Five Communities: Winston-Salem’s Community Innovation Lab
For the upcoming ReCONNECT to Community forum, Nov. 27 in Asheville, the Institute for Emerging Issues has chosen five community initiatives throughout North Carolina that will share with our forum audience how they’re working to increase civic engagement in their communities. Here, we profile Winston-Salem’s Community Innovation Lab, an offshoot of the Thomas S. Kenan Institute for the Arts, which engages artists and artistic thought in thinking about about some of society’s biggest civic problems.
Some people might not equate the arts with civic engagement, but in Nadiyah Quander’s mind the two are directly related.
Both disciplines require copious amounts of creative thought, which is why artists should be included in thinking about solutions for communities’ biggest problems.
That was the thought process behind the Community Innovation Lab, an offshoot of Winston-Salem’s Thomas S. Kenan Institute for the Arts, which uses artistic expressions in things like workshops and creative displays to spark discussion about some of society’s biggest issues, such as racism, inclusion and civic planning.
In Fall 2015, the Kenan Institute for the Arts, in partnership with The Winston-Salem Foundation and the Arts Council of Winston-Salem and Forsyth County, convened the first Community Innovation Lab in the nation.
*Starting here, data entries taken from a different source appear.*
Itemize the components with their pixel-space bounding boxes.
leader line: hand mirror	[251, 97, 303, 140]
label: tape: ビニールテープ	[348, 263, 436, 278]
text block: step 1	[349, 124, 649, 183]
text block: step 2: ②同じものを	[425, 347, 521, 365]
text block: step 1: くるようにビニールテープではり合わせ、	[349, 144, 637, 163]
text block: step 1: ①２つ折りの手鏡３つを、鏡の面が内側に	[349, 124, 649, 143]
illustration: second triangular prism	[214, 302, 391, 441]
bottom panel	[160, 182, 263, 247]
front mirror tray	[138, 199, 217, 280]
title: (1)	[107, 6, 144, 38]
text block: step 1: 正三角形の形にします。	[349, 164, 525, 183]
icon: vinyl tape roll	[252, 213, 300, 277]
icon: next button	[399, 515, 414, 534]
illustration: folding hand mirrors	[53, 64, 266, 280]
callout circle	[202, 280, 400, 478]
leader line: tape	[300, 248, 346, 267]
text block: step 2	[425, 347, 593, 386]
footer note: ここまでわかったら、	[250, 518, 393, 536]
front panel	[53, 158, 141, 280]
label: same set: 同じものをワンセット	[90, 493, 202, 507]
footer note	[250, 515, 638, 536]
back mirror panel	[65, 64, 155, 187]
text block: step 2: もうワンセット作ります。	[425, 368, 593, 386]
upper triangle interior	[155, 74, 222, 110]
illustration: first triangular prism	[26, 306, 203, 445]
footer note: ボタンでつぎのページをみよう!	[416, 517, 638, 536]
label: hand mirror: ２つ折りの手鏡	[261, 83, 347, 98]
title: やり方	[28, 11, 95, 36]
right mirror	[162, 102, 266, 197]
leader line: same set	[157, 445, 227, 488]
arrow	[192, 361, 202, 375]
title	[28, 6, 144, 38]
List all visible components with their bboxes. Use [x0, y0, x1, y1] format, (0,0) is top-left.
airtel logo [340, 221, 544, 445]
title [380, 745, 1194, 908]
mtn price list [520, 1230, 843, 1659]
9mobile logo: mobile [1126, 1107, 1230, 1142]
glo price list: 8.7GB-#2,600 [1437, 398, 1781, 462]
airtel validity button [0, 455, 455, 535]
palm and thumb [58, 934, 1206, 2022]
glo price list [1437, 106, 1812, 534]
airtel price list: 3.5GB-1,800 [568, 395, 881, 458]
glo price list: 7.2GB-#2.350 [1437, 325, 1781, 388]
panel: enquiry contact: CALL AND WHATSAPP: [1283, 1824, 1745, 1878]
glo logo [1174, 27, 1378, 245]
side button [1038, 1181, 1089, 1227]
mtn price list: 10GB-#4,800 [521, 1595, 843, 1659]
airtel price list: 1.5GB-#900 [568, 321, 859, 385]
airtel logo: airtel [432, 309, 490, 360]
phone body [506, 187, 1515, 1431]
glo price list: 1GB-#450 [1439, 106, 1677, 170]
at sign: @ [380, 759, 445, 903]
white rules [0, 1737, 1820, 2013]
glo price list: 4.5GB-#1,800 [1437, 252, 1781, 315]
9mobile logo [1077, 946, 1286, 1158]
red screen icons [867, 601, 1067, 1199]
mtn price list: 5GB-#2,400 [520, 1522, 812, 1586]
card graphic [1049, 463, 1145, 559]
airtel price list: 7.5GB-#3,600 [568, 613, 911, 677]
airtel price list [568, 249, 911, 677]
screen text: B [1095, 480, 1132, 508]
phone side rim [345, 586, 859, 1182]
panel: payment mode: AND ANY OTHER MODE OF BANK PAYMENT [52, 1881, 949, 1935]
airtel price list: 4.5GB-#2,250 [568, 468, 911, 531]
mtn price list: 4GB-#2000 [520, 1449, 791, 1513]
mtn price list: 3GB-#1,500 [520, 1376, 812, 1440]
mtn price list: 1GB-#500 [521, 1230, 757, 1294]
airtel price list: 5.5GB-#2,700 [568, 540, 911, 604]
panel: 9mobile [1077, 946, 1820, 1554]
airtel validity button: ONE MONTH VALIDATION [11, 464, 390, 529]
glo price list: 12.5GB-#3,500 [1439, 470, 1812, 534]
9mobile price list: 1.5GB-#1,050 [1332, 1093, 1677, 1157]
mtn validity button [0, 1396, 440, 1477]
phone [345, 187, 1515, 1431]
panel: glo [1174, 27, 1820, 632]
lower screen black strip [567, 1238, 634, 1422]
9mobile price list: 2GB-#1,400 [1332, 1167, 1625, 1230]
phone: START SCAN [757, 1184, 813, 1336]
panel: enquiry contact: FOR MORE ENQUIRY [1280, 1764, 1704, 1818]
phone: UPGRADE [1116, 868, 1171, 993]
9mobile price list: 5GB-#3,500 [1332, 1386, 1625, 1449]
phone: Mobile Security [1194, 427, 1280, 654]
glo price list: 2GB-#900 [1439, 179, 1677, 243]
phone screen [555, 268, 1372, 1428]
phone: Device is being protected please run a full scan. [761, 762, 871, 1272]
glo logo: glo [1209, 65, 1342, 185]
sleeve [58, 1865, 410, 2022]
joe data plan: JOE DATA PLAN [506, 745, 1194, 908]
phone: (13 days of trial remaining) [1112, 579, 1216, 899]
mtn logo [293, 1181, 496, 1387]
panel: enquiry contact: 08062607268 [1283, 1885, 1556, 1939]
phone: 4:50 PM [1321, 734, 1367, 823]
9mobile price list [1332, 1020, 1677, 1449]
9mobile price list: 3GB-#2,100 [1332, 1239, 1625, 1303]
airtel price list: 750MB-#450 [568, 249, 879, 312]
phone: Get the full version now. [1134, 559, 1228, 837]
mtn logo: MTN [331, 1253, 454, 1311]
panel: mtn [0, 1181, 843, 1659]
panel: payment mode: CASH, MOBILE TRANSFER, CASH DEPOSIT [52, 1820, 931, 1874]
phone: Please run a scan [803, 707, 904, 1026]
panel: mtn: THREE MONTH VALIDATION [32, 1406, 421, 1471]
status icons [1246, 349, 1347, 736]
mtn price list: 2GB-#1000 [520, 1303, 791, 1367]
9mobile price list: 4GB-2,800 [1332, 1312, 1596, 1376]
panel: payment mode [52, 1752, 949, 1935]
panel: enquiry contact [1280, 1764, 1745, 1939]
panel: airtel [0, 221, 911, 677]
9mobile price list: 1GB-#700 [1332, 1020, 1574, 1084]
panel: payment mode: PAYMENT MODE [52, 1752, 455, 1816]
The Lab brought together a coalition of 40 city officials, business and faith leaders, artists, academics, low-wage workers and others, who sought to address formidable local disparities using a change process deeply informed by artists and artistic practices.
“Art encourages curiosity. It feels like a safe entry point to people for difficult issues,” said Nadiyah Quander, Creative Community Lab and Project Manager at the Kenan Institute. She said that the Community Innovation Lab was especially good at using arts to create great inclusion in the civic process and “bringing together folks who have traditionally been disadvantaged from civic planning.”
Quander mentioned one such project of the Community Innovation Lab—the creation of a People’s Gallery in Winston-Salem’s Delta Arts Center which exhibited works pertaining to African-American history. The Arts Center sits in a predominately African-American part of the city and the People’s Gallery really got “people interested in that community,” Quander said.
Rebecca Byer, executive director at the Olio, a nonprofit glassblowing studio, was a participant for two years in the Community Innovation Lab, centering much of her work around community empowerment of women, but she believes that the arts help people think more clearly and longterm about many of society’s ills.
“The arts are uniquely qualified to help people think about social problems. When you have creative thinkers you have free thinkers who question authority,” Byer said.
Forsyth County Manager Dudley Watts agrees. He has taken part in several Community Innovation Lab workshops centering around such topics as entrepreneurship and economic development. He said that the Community Innovation Lab is a great fit for Winston-Salem because the community is already very artistic and that anything that helps the community aids in the government’s main role of serving the community.
“Artists kind of study the human condition, and at the end of the day government is there to improve the human condition—it’s a good fit,” Watts said.